Vernon woman breaks gender barrier in B.C. trapping community

Holly Wise, left, helps a youngster remove the pelt from a beaver.  (Holly Wise/Submitted - image credit)
Holly Wise, left, helps a youngster remove the pelt from a beaver. (Holly Wise/Submitted - image credit)

Holly Wise has set plenty of traps in her lifetime.

Now, she has set a precedent, too.

Wise, a resident of Vernon in the North Okanagan region of B.C., recently became the first woman in the 78-year history of the B.C. Trappers Association (BCTA) to be certified by the association as a trapping instructor.

"It's very empowering," Wise told host Sarah Penton on CBC's Radio West.

"It's definitely an eye-opening situation for me, just for the simple fact that I am following in steps of other women who have been highly involved in the B.C. Trappers Association, and who have paved the way for so many other pieces, but none that have actually gone through the traditional boys' club of becoming an instructor."

Holly Wise/Submitted
Holly Wise/Submitted

Wise says the trapping industry has been dominated by men over the years. But within that community, she says people are always happy to share their knowledge and that's something for which she's grateful.
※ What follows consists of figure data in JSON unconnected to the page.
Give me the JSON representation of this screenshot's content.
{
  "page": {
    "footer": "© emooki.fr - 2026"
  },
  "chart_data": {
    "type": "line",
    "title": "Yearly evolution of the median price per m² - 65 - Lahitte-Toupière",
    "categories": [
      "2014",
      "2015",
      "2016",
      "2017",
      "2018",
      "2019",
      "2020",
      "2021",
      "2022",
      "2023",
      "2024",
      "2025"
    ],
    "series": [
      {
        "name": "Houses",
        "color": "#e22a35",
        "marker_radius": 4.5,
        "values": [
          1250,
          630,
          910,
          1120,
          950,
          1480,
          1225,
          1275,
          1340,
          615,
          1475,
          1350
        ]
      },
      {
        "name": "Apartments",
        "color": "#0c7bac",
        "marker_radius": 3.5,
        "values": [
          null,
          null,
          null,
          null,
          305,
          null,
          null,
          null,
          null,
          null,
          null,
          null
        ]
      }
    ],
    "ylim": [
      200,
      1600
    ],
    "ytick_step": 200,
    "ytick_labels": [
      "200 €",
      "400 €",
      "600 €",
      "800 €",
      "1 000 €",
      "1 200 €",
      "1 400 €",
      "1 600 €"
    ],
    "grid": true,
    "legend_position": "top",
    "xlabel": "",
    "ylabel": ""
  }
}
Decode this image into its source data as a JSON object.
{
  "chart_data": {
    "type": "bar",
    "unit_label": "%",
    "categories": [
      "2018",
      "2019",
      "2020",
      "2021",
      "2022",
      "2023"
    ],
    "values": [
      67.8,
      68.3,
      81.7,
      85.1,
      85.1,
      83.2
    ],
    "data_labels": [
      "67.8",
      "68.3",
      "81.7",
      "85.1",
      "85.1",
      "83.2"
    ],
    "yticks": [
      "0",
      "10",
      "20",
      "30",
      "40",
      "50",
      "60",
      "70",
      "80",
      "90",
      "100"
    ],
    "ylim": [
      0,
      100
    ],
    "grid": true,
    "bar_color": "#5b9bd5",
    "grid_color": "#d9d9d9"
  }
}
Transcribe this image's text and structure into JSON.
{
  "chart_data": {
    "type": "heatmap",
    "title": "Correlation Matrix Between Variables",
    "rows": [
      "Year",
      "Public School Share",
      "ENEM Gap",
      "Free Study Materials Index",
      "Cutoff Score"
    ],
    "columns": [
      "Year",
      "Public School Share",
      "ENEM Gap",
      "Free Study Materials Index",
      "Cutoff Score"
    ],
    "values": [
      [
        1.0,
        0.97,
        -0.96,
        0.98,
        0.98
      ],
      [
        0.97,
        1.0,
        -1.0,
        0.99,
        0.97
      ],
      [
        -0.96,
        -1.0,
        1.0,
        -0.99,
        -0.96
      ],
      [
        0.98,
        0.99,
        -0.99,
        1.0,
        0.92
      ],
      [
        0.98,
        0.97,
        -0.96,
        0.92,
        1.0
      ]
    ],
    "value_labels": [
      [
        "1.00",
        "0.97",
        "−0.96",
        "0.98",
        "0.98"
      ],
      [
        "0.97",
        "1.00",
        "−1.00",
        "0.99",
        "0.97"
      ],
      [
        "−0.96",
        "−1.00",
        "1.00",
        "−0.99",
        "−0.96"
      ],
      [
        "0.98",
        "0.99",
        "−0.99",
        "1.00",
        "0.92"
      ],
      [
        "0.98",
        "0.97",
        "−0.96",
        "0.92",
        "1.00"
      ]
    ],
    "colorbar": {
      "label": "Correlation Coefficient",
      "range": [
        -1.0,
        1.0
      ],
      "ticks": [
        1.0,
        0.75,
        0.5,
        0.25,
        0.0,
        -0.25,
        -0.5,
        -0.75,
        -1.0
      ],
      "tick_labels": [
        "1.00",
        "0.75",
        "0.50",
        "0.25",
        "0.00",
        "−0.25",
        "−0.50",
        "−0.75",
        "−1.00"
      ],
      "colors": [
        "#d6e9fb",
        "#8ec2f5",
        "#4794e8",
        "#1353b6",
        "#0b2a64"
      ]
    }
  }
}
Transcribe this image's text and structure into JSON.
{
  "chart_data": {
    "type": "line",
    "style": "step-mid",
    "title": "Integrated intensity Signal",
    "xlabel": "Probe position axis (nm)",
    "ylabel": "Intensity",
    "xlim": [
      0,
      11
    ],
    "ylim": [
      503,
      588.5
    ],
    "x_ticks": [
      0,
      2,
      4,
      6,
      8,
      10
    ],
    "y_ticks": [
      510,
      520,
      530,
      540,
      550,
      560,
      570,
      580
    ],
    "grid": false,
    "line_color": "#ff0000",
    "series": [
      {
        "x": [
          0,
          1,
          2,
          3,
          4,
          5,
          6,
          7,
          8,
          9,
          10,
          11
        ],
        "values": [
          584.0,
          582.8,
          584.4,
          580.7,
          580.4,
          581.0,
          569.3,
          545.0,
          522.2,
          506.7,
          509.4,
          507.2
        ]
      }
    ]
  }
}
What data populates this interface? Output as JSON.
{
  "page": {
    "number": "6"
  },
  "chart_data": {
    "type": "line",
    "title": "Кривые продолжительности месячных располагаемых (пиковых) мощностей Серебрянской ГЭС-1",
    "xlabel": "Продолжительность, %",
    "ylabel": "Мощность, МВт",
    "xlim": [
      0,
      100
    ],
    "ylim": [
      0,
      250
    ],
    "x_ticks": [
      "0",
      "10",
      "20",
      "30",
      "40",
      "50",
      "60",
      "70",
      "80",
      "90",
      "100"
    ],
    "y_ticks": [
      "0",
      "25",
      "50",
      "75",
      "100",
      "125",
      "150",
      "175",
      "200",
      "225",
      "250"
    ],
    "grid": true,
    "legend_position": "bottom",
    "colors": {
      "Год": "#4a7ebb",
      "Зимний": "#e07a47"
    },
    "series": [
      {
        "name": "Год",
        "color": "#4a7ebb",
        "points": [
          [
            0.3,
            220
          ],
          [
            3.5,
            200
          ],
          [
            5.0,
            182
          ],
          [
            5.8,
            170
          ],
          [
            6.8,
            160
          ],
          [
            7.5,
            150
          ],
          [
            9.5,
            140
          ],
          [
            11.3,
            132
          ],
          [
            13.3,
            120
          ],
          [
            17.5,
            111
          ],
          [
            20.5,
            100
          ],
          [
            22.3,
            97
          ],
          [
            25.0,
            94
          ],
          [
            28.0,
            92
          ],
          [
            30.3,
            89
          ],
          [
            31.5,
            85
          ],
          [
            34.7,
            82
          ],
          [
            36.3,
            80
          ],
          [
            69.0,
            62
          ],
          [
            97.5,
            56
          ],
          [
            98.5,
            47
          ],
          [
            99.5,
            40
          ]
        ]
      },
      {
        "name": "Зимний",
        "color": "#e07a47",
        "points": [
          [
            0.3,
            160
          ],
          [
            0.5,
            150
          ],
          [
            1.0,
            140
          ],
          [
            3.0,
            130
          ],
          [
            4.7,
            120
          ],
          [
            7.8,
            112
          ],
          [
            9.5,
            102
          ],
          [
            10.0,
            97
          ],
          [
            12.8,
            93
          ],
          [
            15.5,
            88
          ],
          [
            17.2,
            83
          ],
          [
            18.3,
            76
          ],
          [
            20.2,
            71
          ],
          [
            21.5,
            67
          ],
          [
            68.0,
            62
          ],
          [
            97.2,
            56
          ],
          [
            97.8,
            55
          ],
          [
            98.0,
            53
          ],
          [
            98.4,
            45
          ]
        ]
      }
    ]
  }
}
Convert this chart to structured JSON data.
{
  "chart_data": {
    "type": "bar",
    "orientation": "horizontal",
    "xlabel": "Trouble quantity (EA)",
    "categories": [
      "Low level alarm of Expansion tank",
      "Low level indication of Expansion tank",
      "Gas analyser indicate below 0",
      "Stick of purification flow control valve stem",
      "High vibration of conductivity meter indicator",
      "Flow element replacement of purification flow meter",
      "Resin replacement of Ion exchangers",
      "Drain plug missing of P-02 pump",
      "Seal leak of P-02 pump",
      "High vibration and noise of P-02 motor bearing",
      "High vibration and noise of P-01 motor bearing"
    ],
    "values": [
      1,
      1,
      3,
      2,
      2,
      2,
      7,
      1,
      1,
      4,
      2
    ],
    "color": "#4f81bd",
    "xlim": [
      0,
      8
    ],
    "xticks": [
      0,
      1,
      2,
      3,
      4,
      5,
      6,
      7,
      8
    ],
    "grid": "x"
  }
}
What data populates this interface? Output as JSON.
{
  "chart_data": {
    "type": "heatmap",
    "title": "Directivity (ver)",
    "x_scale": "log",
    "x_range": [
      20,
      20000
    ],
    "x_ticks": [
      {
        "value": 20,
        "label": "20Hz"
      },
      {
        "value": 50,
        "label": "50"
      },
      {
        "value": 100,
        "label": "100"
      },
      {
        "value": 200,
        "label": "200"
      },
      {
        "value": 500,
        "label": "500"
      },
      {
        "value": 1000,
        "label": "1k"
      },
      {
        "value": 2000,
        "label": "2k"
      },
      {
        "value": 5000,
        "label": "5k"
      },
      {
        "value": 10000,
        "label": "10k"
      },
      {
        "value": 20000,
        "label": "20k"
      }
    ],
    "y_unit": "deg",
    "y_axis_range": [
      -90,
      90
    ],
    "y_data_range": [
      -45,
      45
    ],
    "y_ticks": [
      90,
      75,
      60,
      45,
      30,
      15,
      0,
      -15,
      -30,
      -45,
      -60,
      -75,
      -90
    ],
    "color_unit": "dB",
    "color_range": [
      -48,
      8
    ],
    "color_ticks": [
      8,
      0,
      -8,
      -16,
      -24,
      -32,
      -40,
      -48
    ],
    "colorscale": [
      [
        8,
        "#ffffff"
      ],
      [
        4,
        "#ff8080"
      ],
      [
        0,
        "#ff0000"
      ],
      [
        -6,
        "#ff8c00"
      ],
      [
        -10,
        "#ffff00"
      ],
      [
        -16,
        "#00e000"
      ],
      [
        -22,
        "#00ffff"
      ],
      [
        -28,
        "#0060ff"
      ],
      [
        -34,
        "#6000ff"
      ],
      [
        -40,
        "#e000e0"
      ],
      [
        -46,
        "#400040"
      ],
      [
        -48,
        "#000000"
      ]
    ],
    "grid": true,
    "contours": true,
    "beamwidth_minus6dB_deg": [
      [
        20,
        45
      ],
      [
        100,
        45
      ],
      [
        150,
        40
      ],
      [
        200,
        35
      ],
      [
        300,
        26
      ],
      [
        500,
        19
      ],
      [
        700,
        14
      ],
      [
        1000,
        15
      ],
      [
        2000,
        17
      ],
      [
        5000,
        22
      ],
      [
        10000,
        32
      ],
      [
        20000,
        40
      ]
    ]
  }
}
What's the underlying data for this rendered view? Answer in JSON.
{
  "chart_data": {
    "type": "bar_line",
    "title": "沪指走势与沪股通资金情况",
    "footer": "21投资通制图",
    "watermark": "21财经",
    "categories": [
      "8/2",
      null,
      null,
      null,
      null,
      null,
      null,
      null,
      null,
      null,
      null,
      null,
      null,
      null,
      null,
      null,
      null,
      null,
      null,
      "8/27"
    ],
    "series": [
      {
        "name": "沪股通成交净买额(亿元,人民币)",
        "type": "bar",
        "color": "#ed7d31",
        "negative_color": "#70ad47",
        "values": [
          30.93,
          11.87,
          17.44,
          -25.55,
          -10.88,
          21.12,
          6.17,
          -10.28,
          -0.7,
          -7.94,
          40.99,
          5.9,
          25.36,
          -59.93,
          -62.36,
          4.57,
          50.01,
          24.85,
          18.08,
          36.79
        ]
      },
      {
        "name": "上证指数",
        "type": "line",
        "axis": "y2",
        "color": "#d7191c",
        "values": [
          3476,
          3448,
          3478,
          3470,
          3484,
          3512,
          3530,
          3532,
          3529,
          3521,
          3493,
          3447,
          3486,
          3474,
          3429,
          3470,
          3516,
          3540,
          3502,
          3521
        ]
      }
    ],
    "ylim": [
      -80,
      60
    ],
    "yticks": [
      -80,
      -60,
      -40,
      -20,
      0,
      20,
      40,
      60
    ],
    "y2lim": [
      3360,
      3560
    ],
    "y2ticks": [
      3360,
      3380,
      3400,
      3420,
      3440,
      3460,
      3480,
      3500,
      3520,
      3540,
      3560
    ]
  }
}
"Really being able to gather and pull from information from everybody … it really has helped me to kind of [determine], 'What do I want to do as an instructor? How do I want to get these pieces of information out?'"

Growing up, Wise was never far away from a wealth of information when it came to trapping. Her dad, Pete, has been trapping for about 68 years.

'A wealth of knowledge'

Wise got her trapping licence in 1994 and received her instructor certification in April after going through a mentorship program. She's now one of about 10 certified instructors in the province.

Tim Killey, past-president of the BCTA, is one of those instructors and has known the Wise family for close to 20 years. He says Wise is a valuable addition to the instructor group.

Holly Wise/Submitted
Holly Wise/Submitted

"I think it's great for the association, great for the industry," Killey said. "We're getting more and more youth and female involvement in the trapping community. So I think it's a great thing — it's great to have the diversity in our instructor corps and in our association as well."

Killey also said Wise "brings a wealth of knowledge to the table because she's been in it for all of her life."

As an instructor, Wise says she'll primarily focus her attention on the Okanagan area but is open to traveLling around the province to hold trapping courses. Those courses, she says, are a combination of field instruction and classroom instruction.

"There is quite a bit of bookwork that goes with it because we teach the ethics and the regulations aspect of it, but it's also learning about your tools and your ecology and your habitat management," she said.

Close to 3,000 traplines in B.C.

Trapping is an activity that has been around in the course of human history. In B.C., animals commonly trapped for their fur include marten, beaver, otter, mink and muskrat.

As a province, B.C. is on a trapline system. As of 2022, Killey says there were about 2,900 traplines in B.C. and close to 1,400 people with active trapping licenses.

For people with traplines, trapping is done recreationally and as a source of income. Killey says earnings for trappers "haven't been great" for the past few years but says the demand for one particular pelt is increasing.

"I don't know that it's totally related to [the television show] Yellowstone but there seems to be a resurgence in the market for beaver pelts," he said. "It's a pelt used in cowboy hats."

Wise works full-time for Interior Health and will do her trapping instruction on the side.

"I have a waitlist," she said. "I have an amazing waitlist."